Dans un second temps, nous avons observé si le nom pouvait commuter avec d’autres
noms du même paradigme sémantique dans un patron plus large du type doner + N et N +
doner. À propos de la séquence doner + cop, Chaurand (1983, 29-30) a montré que, dans les
œuvres de Chrétien du Troyes, on pouvait trouver « dix combinaisons comportant doner +
un terme impliquant un coup » (anpointe, bufe, colee, esperons, flat, frangiee, golee,
groiniee, hurtee, joee). Ce n’est pas le cas dans notre corpus : une seule occurrence de doner
del poing « donner [des coups de] poing. » dans Lancelot 1 (XXIV, 10), de doner des
esperons « piquer des éperons. » dans Lancelot 2 (XXXVI, 17) et deux de doner colee dans
Artus de Bretagne. Dans ce dernier cas, la séquence lexicale désigne tantôt un coup qui tue
l’adversaire (§269) tantôt le coup symbolique donné lors de l’adoubement (§388).

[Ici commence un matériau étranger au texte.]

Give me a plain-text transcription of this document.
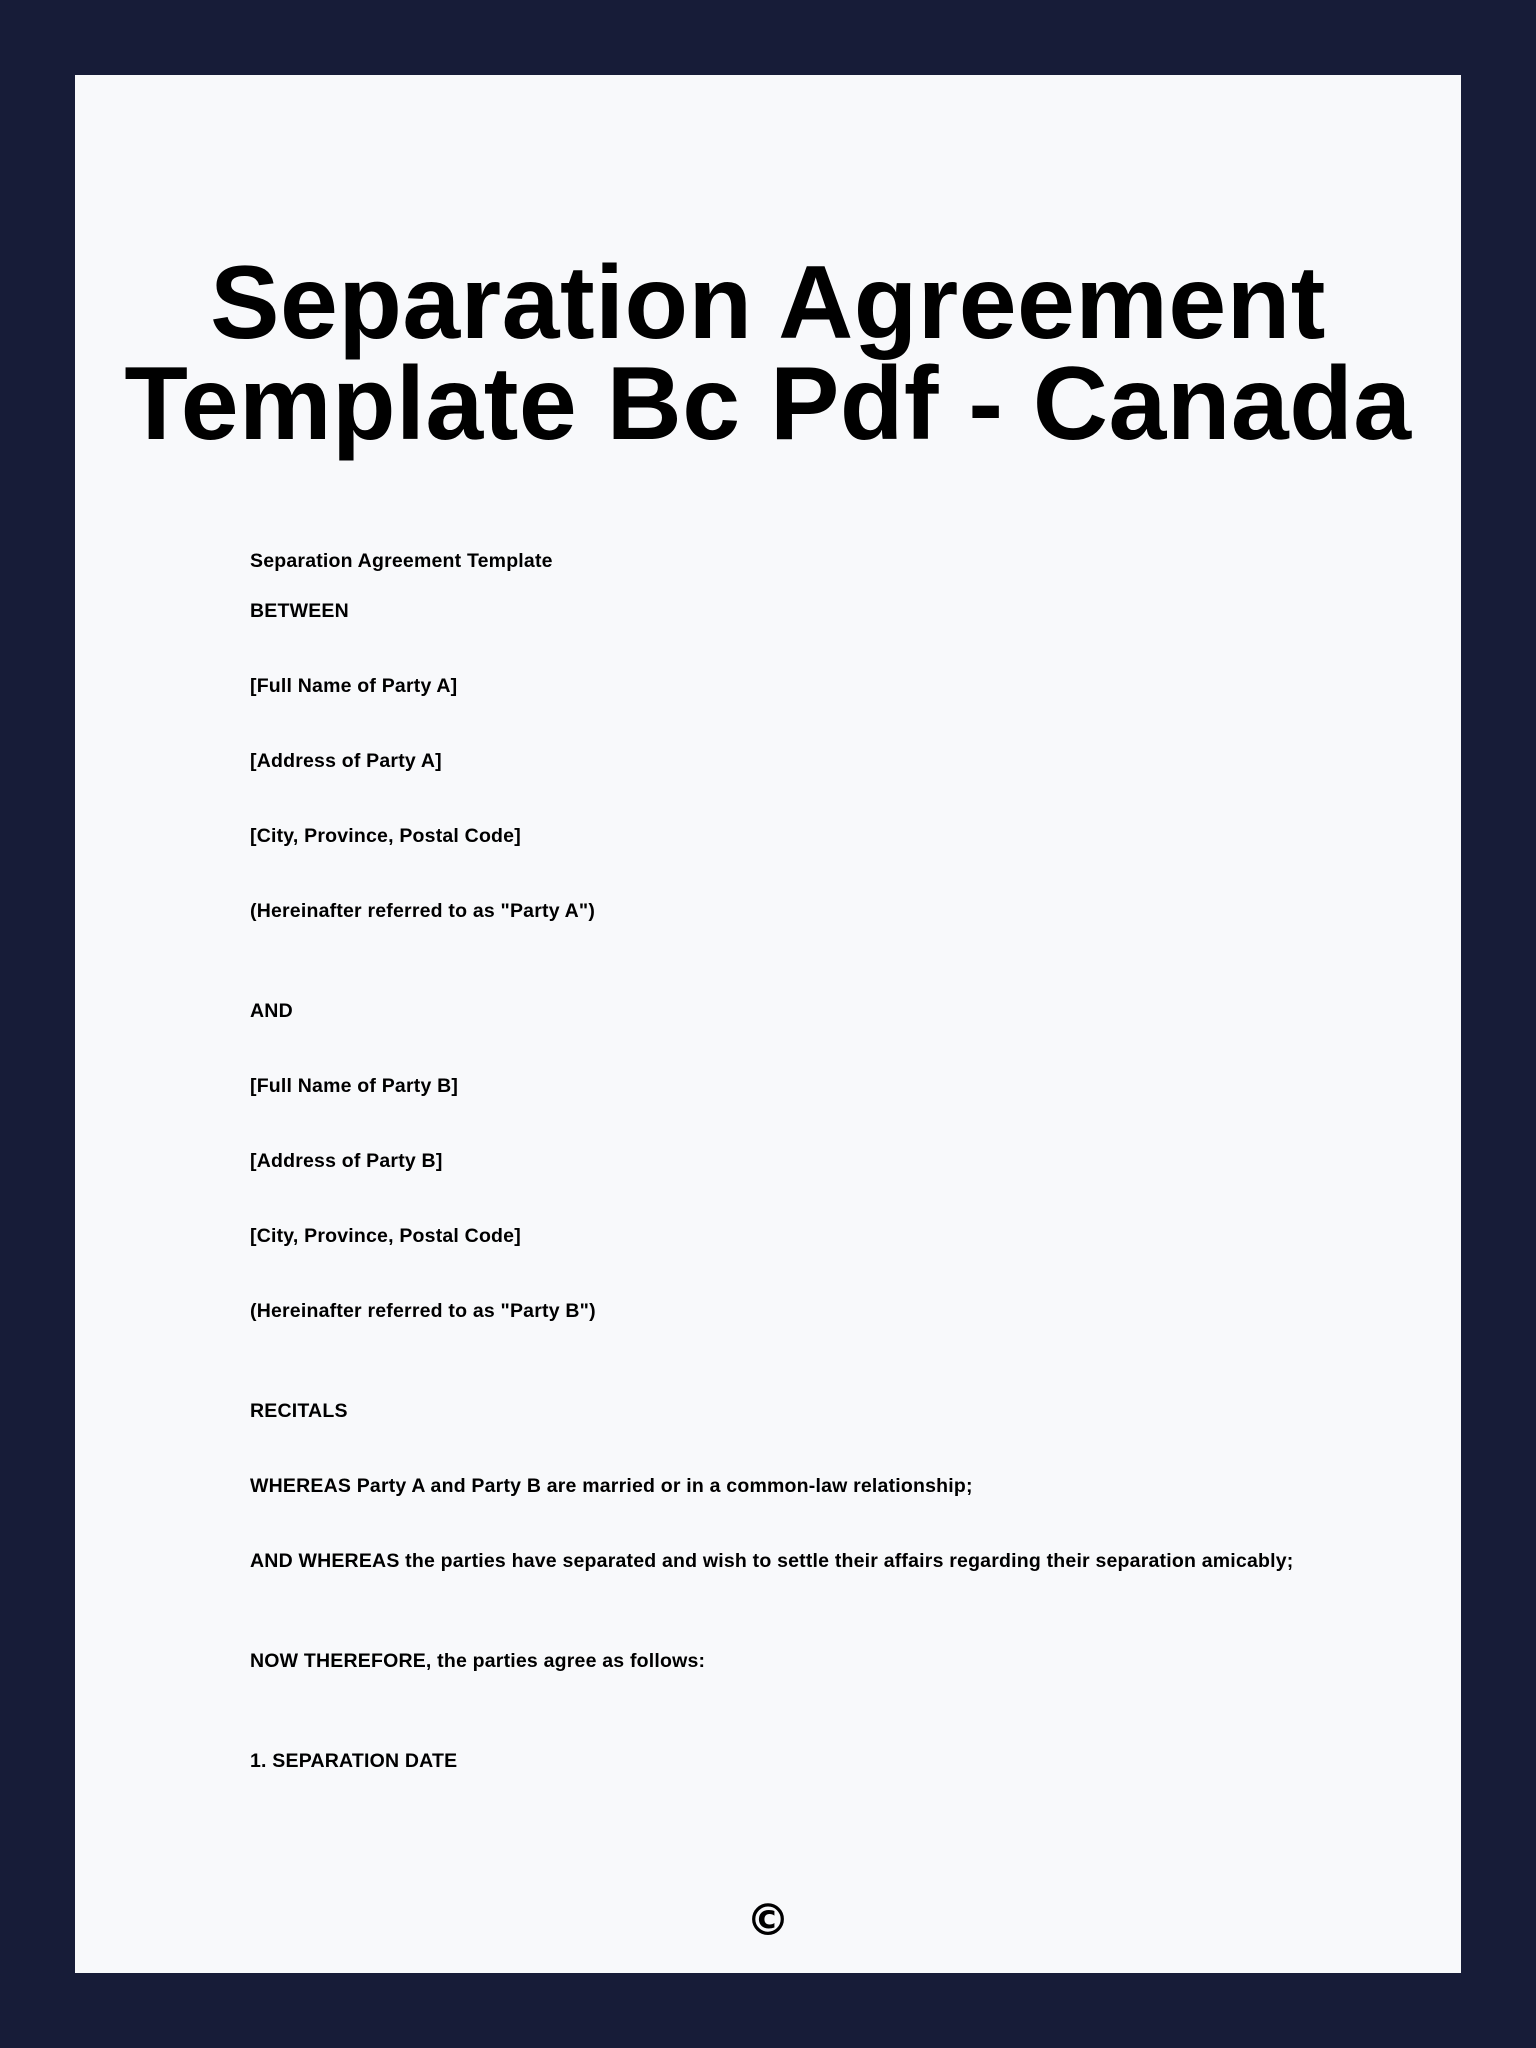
Separation Agreement
Template Bc Pdf - Canada

Separation Agreement Template

BETWEEN

[Full Name of Party A]

[Address of Party A]

[City, Province, Postal Code]

(Hereinafter referred to as "Party A")

AND

[Full Name of Party B]

[Address of Party B]

[City, Province, Postal Code]

(Hereinafter referred to as "Party B")

RECITALS

WHEREAS Party A and Party B are married or in a common-law relationship;

AND WHEREAS the parties have separated and wish to settle their affairs regarding their separation amicably;

NOW THEREFORE, the parties agree as follows:

1. SEPARATION DATE

©
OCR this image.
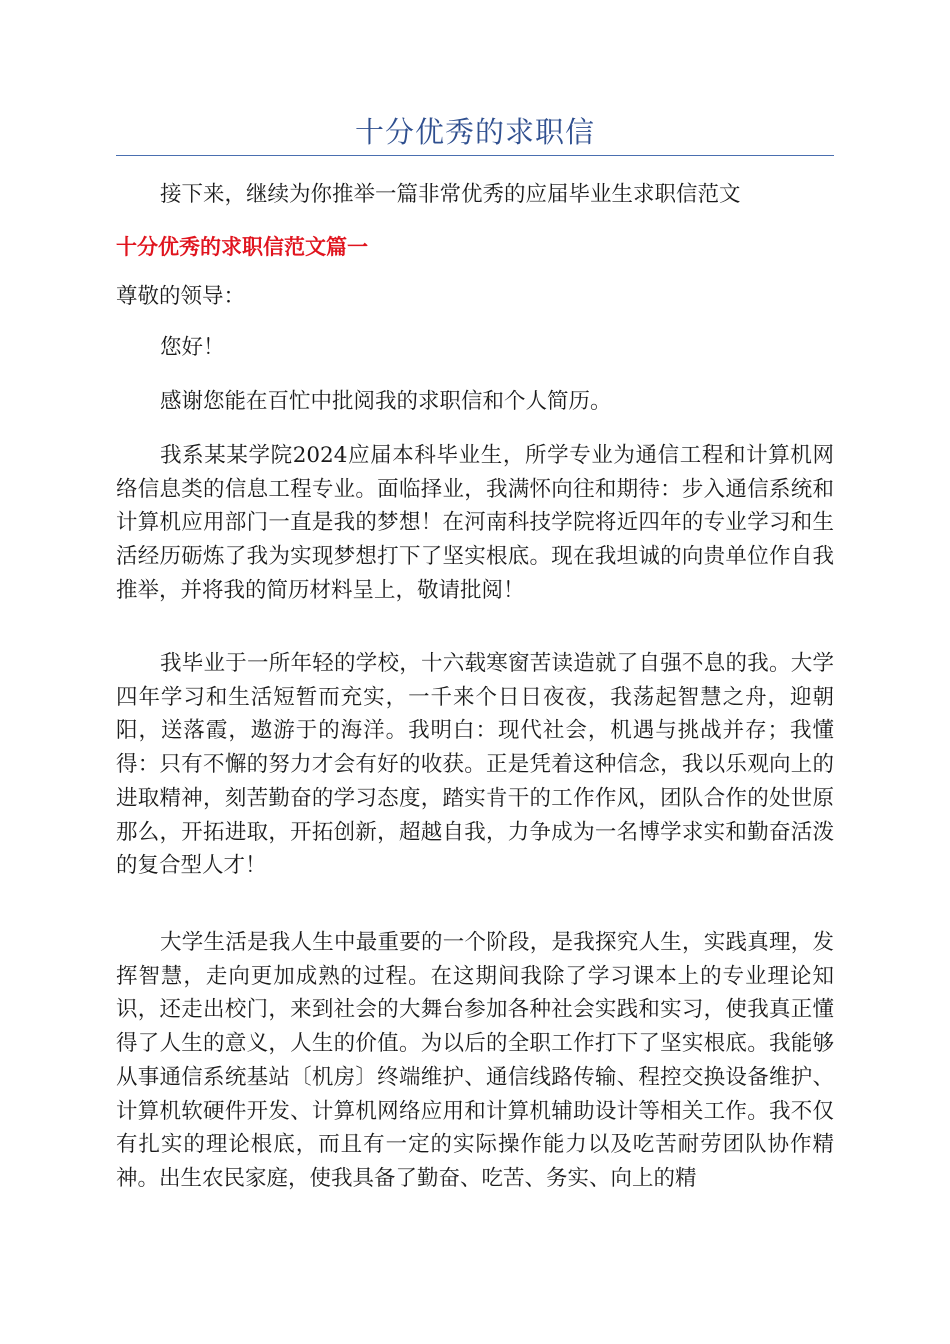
十分优秀的求职信

接下来，继续为你推举一篇非常优秀的应届毕业生求职信范文

十分优秀的求职信范文篇一

尊敬的领导：

您好！

感谢您能在百忙中批阅我的求职信和个人简历。

我系某某学院2024应届本科毕业生，所学专业为通信工程和计算机网络信息类的信息工程专业。面临择业，我满怀向往和期待：步入通信系统和计算机应用部门一直是我的梦想！在河南科技学院将近四年的专业学习和生活经历砺炼了我为实现梦想打下了坚实根底。现在我坦诚的向贵单位作自我推举，并将我的简历材料呈上，敬请批阅！

我毕业于一所年轻的学校，十六载寒窗苦读造就了自强不息的我。大学四年学习和生活短暂而充实，一千来个日日夜夜，我荡起智慧之舟，迎朝阳，送落霞，遨游于的海洋。我明白：现代社会，机遇与挑战并存；我懂得：只有不懈的努力才会有好的收获。正是凭着这种信念，我以乐观向上的进取精神，刻苦勤奋的学习态度，踏实肯干的工作作风，团队合作的处世原那么，开拓进取，开拓创新，超越自我，力争成为一名博学求实和勤奋活泼的复合型人才！

大学生活是我人生中最重要的一个阶段，是我探究人生，实践真理，发挥智慧，走向更加成熟的过程。在这期间我除了学习课本上的专业理论知识，还走出校门，来到社会的大舞台参加各种社会实践和实习，使我真正懂得了人生的意义，人生的价值。为以后的全职工作打下了坚实根底。我能够从事通信系统基站〔机房〕终端维护、通信线路传输、程控交换设备维护、计算机软硬件开发、计算机网络应用和计算机辅助设计等相关工作。我不仅有扎实的理论根底，而且有一定的实际操作能力以及吃苦耐劳团队协作精神。出生农民家庭，使我具备了勤奋、吃苦、务实、向上的精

Chaurand (1983, 35-36) regroupe doner + congié et doner + conseil dans une même série
d’expressions ayant « un caractère institutionnel » : « Le procès indiqué se trouve en conformité
avec une coutume, entraîne ou suppose une contrepartie, ou a une valeur symbolique. » Les
autres noms rentrant dans cette combinaison relevés dans les œuvres de Chrétien de Troyes par
Chaurand sont desserte, doaire, erre, fame, ordene, prison, querone, soldee, trives. À part fame,
ces substantifs sont quasiment absents de notre corpus dans leur association avec le verbe doner.
À cette liste, nous proposons d’ajouter le nom jugement (Tristan 1, 8 occ.) qui fonctionne
comme conseil pour désigner un acte institutionnel plus ou moins officiel.
Dans Diex + doner, le nom est exceptionnellement modifié : Dieu est remplacé une fois
par Jésus-Christ (Silence, v. 2070) ; trois fois par Damediex (Lancelot et Silence), trois fois
par une périphrase : Li rois del monde (Jehan et Blonde, 4643) ; Li sires ki te fist et en tel
figure te mist (Silence, 2023-2024) et Cil qui fait son solel luisir (Silence, 5860). Ces
variations n’affectent que 4% des occurrences dans le corpus retenu.
Ainsi, nous observons peu de variations paradigmatiques sur les noms dans leur
combinaison avec le verbe doner dans ces quatre constructions qui se caractérisent par leur
stabilité (doner + cop privilégie sémantiquement le pluriel à l’inverse des 3 autres séquences ;
peu de commutation à l’intérieur du paradigme sémantique). En revanche, la variation
paradigmatique du verbe est nettement plus importante même si elle n’apparait pas dans les
mêmes proportions pour les quatre constructions (doner + conseil/congié ne privilégient pas
massivement un temps verbal contrairement à doner + cop et Diex + doner par exemple).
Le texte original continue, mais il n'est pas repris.